Things are getting even more fun again in the Larry Craig gay sex scandal. The Idaho Statesman had two stories on Sunday. The first story reported (http://www.idahostatesman.com/102/story/226703.html) that more men have come forward concerning sexual overtures made to them by the U. S. Senator. Obviously, Craig's denials look weaker and weaker. Detailed accounts of each man's statements can be found in the Statesman article. Here are some highlights:
Four gay men, willing to put their names in print and whose allegations can't be disproved, have come forward since news of U.S. Sen. Larry Craig's guilty plea. They say they had sex with Craig or that he made a sexual advance or that he paid them unusual attention. They are telling their stories now because they are offended by Craig's denials, including his famous statement, "I am not gay, I never have been gay." Those words, spoken on live national TV on Aug. 28, are now memorialized on a just-released-for-Christmas Talking Senator Larry Craig Action Figure.

David Phillips is a 42-year-old information technology consultant in Washington, D.C., who says Craig picked him up at a gay club in 1986 and that they subsequently had sex.

Mike Jones is a former prostitute who told the world he had sex with the Rev. Ted Haggard last year. The former Colorado Springs evangelist at first denied it but eventually confessed. Jones says Craig paid him for sex in late 2004 or early 2005.

Greg Ruth was a 24-year-old college Republican in 1981 when he says he was hit on by Craig at a Republican meeting in Coeur d'Alene.

Tom Russell, now 48, is a former Nampa resident who lives in Utah. Russell said his encounter with Craig occurred at Bogus Basin in the early 1980s.

A fifth gay man, who is from Boise but who declined to be named for fear of retaliation, offered a recent and telling account: He was in a men's restroom at Denver International Airport in September 2006 when the man in the next stall moved his hand slowly, palm up, under the divider. Alarmed, the man said he waited outside the restroom and then identified the man in the adjoining stall as Craig, whom he had met in Idaho.



There are no videos, no love letters, no voice messages. Like last August, they are he-said, he-said allegations about a man seeking discreet sex from partners whom he counted on to never tell. But the Statesman's investigation, which included reviews of travel and property records and background checks on all five men, found nothing to disprove the five new accounts. The men offer telling and sometimes similar details about what happened, or the senator's travel records place him in the city where sex is alleged to have occurred, or his accusers told credible witnesses at the time of the incident.

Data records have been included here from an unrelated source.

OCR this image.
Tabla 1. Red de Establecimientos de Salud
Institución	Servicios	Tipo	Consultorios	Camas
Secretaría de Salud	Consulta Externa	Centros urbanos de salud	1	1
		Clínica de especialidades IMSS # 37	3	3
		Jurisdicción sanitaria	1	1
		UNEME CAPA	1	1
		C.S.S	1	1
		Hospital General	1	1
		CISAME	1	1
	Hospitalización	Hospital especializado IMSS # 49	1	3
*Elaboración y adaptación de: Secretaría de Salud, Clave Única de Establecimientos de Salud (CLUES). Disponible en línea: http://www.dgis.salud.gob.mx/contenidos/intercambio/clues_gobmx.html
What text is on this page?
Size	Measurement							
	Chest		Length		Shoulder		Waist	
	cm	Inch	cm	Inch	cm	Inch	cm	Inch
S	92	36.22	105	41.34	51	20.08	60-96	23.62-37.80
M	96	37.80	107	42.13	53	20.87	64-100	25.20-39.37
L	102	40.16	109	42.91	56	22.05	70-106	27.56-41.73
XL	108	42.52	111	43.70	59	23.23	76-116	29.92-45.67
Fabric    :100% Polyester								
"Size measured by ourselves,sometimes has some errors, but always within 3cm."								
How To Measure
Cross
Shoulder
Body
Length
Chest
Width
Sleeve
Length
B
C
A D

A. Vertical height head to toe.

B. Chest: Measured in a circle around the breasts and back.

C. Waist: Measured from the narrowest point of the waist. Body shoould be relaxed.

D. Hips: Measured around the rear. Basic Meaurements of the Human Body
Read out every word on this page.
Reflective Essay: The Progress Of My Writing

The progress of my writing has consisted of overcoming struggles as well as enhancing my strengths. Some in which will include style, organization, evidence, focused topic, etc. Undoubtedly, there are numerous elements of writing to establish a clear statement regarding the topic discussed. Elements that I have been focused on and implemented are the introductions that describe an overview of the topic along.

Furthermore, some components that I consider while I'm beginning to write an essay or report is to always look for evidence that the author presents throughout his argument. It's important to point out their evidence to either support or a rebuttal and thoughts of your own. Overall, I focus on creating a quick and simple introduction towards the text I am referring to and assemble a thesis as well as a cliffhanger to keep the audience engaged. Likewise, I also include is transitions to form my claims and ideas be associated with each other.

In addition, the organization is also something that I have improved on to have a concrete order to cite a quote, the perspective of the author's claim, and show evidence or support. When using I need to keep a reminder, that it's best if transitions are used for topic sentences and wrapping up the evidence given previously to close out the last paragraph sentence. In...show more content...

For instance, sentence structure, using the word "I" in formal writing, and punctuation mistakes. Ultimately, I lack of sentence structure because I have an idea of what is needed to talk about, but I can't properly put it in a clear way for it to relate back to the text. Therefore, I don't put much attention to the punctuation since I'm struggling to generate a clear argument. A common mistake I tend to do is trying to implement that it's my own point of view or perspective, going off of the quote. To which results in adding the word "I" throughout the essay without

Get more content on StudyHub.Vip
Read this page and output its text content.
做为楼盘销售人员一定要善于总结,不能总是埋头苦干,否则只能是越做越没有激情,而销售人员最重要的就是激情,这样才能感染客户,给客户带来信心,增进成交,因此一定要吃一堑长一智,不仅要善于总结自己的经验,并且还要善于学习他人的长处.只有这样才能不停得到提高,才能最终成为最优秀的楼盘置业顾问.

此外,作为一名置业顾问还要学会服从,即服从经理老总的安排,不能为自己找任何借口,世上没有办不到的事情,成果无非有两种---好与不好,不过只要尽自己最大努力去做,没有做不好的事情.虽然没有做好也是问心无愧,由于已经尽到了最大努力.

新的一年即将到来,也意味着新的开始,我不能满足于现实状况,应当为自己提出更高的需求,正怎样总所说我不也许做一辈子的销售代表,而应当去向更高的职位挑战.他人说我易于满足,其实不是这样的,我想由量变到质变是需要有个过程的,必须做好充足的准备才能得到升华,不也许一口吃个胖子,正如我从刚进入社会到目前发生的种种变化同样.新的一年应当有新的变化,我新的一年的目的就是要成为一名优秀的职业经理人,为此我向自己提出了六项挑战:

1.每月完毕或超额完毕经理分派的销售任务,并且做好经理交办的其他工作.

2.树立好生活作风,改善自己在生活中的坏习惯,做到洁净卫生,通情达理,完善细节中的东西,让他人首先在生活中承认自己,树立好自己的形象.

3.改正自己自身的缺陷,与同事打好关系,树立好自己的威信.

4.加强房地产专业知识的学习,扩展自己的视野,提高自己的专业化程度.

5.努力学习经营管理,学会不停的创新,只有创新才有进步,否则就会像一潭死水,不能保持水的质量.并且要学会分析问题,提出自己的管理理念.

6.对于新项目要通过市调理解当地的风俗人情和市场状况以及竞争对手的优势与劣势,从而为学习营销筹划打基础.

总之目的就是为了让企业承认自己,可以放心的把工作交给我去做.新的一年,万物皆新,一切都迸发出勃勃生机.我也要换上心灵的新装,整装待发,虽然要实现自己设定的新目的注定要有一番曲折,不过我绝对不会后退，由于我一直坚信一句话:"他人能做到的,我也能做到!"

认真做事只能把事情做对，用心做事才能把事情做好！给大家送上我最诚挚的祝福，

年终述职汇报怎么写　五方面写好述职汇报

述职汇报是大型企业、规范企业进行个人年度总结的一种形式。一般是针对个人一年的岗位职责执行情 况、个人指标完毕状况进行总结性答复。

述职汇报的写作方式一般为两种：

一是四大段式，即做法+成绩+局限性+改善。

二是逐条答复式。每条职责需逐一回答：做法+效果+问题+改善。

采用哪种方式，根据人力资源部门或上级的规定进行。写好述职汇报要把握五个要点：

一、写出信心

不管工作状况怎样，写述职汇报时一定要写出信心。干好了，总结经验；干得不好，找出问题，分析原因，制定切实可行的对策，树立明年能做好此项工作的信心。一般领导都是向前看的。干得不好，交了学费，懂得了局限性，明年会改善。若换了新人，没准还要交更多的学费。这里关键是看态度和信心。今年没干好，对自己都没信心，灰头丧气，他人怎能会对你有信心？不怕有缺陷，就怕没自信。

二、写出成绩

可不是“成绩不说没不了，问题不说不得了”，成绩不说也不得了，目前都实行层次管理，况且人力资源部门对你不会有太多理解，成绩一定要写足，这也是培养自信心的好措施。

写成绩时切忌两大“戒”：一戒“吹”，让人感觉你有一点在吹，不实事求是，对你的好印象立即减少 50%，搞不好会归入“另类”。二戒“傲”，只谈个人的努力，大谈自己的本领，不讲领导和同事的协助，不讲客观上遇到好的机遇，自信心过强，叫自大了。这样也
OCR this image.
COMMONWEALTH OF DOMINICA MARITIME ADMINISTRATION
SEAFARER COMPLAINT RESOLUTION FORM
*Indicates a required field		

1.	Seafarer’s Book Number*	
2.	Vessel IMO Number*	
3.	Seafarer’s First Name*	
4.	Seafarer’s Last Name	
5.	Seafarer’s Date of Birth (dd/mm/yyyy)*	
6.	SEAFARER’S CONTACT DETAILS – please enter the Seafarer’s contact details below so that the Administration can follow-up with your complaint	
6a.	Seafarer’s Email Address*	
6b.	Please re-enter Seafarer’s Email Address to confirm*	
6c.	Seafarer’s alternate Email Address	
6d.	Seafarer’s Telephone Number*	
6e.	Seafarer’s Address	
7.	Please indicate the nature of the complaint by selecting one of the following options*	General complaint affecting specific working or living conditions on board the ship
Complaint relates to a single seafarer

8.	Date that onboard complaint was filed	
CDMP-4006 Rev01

The second story ( http://www.idahostatesman.com/1264/story/226713.html) concerns the old 1982 Congressional Page scandal. Once again, Senator Craig may have been lying in his previous denials of involvement. Here are highlights from that story:

For 25 years, Sen. Larry Craig has not only denied wrongdoing in the 1982 page scandal but has insisted he was not among seven House members accused of homosexual conduct. The lawyer for the page who initiated the scandal says otherwise. On July 1, 1982, the day after the story of a congressional page scandal broke, then-Rep. Craig pre-emptively denied any connection to the scandal before he’d been named publicly. Craig now says speaking out was the mistake of a frightened first-term congressman and that he regrets that his statements have long fueled rumors he is gay.

Bob Scott is the Arkansas lawyer who represented Leroy Williams, the Republican House page who initiated the scandal but later recanted. “I am positive he named Larry Craig in 1982,” said Scott, a former GOP official in Arkansas. Scott said Williams recently reaffirmed to him that he named Craig in 1982. Williams, who is gay, has consistently declined comment. Repeated attempts by the Idaho Statesman to reach him failed. Scott said he believes Craig appears in a December 1982 House Ethics Committee report as “Congressman C,” who Williams said had sex with him two or three times.


Obviously, where there is this much smoke, it is hard to believe that there wasn't some fire too.